Non-relativistic limit for the cubic nonlinear Klein-Gordon equations

TL;DR

This paper analyzes the non-relativistic limit of the cubic nonlinear Klein-Gordon equations, providing precise error bounds and demonstrating the effectiveness of modulated Schr"odinger and Schr"odinger-wave profiles as the light speed tends to infinity.

Contribution

It introduces new error estimates for the non-relativistic limit using advanced WKB expansion techniques and improves existing results on the Klein-Gordon equation's asymptotic behavior.

Findings

Error bounds of order c^{-2} in 2D with Schr"odinger-wave profiles

Error bounds of order c^{-2} + (c^{-2}t)^{eta} in 2D and 3D with Schr"odinger profiles

Sharpness of bounds and minimal regularity conditions established

Abstract

We investigate the non-relativistic limit of the Cauchy problem for the defocusing cubic nonlinear Klein-Gordon equations whose initial velocity contains a factor of $c^2$, with $c$ being the light speed.
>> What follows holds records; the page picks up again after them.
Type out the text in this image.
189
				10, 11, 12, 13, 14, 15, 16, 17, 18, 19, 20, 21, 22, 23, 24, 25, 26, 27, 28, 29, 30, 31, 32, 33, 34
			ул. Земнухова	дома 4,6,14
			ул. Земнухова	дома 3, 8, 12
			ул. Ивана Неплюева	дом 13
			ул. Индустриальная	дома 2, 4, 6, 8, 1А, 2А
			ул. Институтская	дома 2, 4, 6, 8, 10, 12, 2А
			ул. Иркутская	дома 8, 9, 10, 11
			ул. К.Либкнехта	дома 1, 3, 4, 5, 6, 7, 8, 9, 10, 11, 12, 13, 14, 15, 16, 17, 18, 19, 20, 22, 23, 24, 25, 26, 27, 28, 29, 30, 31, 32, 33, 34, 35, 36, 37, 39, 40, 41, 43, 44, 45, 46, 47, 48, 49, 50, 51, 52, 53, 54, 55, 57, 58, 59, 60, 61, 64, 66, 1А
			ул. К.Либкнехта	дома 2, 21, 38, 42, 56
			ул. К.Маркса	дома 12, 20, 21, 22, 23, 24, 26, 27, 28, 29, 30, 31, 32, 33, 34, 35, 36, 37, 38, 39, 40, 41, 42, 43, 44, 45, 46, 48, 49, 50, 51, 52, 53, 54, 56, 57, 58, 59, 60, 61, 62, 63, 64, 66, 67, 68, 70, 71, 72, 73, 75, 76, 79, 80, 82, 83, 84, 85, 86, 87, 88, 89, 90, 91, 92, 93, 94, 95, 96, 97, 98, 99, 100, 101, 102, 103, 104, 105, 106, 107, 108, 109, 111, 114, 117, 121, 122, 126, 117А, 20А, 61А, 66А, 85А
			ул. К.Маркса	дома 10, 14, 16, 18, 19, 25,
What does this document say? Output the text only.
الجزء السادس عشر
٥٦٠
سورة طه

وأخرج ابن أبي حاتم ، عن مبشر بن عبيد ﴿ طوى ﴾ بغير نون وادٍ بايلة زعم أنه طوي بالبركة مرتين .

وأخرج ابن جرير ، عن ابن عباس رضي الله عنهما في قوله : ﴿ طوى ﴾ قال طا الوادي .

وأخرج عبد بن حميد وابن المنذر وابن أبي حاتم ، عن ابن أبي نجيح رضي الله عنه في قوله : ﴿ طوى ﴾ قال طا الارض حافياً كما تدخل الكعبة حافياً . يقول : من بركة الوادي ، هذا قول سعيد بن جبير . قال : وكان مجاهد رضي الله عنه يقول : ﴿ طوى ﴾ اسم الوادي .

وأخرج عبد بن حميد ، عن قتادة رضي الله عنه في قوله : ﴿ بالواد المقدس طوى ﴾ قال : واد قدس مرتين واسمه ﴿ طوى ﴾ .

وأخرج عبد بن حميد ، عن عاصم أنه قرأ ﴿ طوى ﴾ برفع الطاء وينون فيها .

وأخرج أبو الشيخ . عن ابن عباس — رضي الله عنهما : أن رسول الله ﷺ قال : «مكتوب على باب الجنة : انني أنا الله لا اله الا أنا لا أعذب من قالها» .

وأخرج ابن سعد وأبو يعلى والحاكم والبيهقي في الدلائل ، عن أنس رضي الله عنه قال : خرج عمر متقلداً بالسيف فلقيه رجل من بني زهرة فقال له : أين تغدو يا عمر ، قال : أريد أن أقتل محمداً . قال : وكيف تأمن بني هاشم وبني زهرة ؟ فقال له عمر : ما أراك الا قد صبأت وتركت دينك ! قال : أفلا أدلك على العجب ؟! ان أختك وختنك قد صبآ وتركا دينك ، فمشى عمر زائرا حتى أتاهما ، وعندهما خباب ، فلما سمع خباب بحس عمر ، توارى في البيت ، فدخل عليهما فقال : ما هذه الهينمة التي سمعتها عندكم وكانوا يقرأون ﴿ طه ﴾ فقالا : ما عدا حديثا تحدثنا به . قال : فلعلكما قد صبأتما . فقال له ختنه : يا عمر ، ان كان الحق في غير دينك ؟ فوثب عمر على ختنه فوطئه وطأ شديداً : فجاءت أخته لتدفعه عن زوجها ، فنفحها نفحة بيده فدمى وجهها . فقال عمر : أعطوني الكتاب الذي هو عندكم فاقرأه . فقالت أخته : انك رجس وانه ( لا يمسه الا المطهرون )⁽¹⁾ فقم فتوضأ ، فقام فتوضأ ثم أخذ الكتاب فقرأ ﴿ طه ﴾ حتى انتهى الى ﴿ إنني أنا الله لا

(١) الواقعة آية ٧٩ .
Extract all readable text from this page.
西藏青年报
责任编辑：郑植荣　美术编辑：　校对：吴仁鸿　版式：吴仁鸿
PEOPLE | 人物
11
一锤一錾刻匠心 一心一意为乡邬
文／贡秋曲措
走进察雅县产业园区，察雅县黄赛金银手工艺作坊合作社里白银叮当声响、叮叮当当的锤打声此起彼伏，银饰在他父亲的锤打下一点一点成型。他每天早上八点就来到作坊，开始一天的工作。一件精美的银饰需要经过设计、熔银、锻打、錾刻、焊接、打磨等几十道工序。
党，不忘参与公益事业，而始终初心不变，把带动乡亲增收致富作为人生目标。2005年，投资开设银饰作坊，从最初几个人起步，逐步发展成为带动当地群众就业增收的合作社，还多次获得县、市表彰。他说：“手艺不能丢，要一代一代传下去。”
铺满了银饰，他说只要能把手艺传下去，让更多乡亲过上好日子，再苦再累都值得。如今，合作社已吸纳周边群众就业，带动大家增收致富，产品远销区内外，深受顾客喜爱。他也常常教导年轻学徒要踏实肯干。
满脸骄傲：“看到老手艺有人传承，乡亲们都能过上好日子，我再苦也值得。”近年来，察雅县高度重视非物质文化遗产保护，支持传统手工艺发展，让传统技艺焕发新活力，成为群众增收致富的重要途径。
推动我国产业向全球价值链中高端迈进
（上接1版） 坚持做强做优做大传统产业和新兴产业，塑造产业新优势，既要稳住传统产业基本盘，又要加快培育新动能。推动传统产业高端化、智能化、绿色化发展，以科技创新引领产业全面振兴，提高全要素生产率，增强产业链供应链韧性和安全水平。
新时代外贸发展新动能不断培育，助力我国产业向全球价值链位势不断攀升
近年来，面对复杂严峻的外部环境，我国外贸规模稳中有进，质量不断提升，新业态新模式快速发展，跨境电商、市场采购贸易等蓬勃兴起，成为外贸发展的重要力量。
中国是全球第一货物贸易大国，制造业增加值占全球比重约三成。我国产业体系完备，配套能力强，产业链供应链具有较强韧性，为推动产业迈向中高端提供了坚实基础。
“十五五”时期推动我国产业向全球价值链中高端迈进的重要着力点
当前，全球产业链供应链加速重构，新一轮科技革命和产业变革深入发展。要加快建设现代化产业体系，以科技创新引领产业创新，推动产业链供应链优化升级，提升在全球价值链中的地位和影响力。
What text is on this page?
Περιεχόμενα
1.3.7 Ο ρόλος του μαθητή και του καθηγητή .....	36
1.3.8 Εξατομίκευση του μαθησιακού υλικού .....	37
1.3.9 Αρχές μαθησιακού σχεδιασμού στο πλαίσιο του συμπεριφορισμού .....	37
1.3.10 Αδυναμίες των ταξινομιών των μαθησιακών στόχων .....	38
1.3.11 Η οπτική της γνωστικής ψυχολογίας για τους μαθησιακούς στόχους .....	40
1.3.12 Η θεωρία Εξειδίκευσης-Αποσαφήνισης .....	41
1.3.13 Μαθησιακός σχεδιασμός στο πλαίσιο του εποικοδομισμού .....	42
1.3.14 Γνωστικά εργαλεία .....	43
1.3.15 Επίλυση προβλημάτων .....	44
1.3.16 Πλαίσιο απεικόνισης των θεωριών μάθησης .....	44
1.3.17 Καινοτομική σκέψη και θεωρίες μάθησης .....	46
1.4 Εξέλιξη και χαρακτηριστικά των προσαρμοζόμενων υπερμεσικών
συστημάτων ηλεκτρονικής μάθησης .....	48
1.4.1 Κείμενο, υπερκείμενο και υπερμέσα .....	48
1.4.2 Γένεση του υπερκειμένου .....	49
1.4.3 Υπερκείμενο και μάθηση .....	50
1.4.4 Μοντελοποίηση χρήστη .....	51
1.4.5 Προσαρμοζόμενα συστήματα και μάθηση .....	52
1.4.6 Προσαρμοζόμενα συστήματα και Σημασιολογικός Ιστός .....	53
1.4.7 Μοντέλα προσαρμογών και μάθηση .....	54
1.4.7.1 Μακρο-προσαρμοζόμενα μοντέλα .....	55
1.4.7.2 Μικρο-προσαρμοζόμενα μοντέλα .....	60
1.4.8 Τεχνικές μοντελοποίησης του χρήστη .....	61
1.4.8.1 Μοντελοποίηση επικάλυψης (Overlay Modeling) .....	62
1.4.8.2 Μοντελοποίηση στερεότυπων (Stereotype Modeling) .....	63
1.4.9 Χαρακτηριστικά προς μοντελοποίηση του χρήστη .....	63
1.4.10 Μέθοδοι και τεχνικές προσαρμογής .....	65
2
While the classical WKB expansion is applied to approximate these solutions, the modulated profiles can be chosen as solutions to either a Schr\"odinger-wave equation or a Schr\"odinger equation. We show that, as the light speed tends to infinity, the error function is bounded by, (1) in the case of 2D and modulated Schr\"odinger-wave profiles, $Cc^{-2}$ with $C$ being a generic constant uniformly for all time, under $H^2$ initial data; (2) in the case of both 2D and 3D and modulated Schr\"odinger profiles, $c^{-2} +(c^{-2}t)^{\alpha/4}$ multiplied by a generic constant uniformly for all time, under $H^\alpha$ initial data with $2 \leq \alpha \leq 4$. We also show the sharpness of the upper bounds in (1) and (2), and the required minimal regularity on the initial data in (2). One of the main tools is an improvement of the well-known result of Machihara, Nakanishi, and Ozawa in \cite{MaNaOz-KG-Limits} which may be of interest by itself. The proof also relies on \textit{a fantastic complex expansion} of the Klein-Gordon equation, \textit{introducing the leftward wave and exploring its enhanced performance} and a \textit{regularity gain mechanism} through a high-low decomposition.